The current density J was determined via Ohm's law (J = delta*E). The electrostatic potential and the field values were scaled such that a current unit (i.e., 1) was passing through the electrodes.

### Statistical analysis

Repeated measures analysis of variance (rmANOVA), with factors Condition (10 Hz, 20 Hz, sham) and Time (T0, T1, T2, T3, T4) was used separately to test for changes in α and β EEG power. This analysis was conducted for the two electrodes of interest (C3 and C4) at each of the two frequency bands.

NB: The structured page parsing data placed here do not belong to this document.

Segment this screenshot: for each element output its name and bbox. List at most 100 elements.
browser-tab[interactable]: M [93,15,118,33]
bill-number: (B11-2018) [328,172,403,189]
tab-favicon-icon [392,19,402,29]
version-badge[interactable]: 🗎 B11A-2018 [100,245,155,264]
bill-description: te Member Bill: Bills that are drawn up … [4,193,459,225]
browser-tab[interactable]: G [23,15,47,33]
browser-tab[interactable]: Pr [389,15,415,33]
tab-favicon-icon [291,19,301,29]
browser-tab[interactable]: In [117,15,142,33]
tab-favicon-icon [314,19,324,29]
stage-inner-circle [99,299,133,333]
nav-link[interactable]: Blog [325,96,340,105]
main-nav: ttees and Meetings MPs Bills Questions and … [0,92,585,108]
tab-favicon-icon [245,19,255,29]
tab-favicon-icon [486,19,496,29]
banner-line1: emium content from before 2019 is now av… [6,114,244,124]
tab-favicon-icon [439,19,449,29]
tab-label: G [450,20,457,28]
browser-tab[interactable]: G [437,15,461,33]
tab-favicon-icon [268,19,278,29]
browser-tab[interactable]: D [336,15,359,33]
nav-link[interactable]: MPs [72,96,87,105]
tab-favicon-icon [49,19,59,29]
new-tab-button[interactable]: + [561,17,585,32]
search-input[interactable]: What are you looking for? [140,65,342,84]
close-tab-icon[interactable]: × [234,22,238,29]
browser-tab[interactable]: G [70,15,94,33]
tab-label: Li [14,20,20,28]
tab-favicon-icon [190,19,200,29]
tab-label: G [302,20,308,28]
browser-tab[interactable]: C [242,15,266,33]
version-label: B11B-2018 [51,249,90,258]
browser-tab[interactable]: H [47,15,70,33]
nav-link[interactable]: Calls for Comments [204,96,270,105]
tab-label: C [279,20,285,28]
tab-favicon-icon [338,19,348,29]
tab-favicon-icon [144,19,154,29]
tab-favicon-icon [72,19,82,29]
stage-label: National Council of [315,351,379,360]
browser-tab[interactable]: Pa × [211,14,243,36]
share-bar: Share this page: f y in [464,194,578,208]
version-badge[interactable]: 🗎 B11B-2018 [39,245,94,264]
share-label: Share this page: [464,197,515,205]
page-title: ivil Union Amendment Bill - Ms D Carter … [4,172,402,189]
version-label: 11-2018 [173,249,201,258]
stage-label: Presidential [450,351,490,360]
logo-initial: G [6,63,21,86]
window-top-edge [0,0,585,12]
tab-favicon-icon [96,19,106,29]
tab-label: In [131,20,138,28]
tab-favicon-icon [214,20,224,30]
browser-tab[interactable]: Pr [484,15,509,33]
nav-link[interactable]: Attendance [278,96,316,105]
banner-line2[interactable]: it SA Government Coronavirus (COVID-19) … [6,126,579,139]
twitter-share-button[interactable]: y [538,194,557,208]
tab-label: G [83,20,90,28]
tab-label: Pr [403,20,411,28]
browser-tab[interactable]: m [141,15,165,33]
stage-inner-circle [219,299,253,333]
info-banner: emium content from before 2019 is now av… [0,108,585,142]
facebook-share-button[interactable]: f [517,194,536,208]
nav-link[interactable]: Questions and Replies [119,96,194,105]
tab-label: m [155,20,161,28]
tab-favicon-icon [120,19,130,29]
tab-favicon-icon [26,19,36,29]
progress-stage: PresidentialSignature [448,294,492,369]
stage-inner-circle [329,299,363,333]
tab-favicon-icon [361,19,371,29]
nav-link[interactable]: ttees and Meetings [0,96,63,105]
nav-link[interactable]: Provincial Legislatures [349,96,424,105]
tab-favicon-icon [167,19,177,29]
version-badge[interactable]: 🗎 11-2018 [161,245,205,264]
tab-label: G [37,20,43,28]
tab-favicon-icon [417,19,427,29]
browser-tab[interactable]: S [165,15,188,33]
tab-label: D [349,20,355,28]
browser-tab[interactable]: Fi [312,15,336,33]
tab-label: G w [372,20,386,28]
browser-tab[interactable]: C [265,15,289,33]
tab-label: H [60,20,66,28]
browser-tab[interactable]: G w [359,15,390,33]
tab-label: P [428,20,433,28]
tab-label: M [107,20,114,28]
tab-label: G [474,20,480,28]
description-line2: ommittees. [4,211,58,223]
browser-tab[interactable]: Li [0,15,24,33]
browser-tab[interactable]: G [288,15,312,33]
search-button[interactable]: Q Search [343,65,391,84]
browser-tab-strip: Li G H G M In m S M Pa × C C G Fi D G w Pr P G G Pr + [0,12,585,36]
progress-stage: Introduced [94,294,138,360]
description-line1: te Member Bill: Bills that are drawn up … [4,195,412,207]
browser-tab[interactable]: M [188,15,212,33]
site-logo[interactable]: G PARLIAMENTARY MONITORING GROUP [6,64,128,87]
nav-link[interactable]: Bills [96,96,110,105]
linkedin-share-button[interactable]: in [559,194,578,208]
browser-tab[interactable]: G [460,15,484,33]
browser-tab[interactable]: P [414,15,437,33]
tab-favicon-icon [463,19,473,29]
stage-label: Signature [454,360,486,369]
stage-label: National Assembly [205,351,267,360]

In the case of significant interaction effects, post-hoc analyses were performed with Bonferroni corrections to control for multiple comparisons, and non-sphericity was adjusted using Greenhouse-Weisser correction when required. To determine whether baseline alpha or beta activity is associated with the effects of tACS, Pearson’s correlation coefficients were computed with the log-transformed baseline power values and T1/T0, T2/T0, T3/T0 and T4/T0 power ratios for electrodes C3 and C4. No participant data were removed from analysis.

Additional Bayesian statistical analyses were tested with the JASP package (version 0.14.177) to quantify the plausibility of alternative H1 versus the null H0 hypotheses. Bayesian repeated measures ANOVAs were conducted using JASP default priors, and effects are reported as the Bayes factor for the inclusion (BFincl) of a particular effect, calculated as the ratio between the likelihood of the data given the model compared to the model without that specific effect (see Keysers et al.78 for detailed description of BFincl).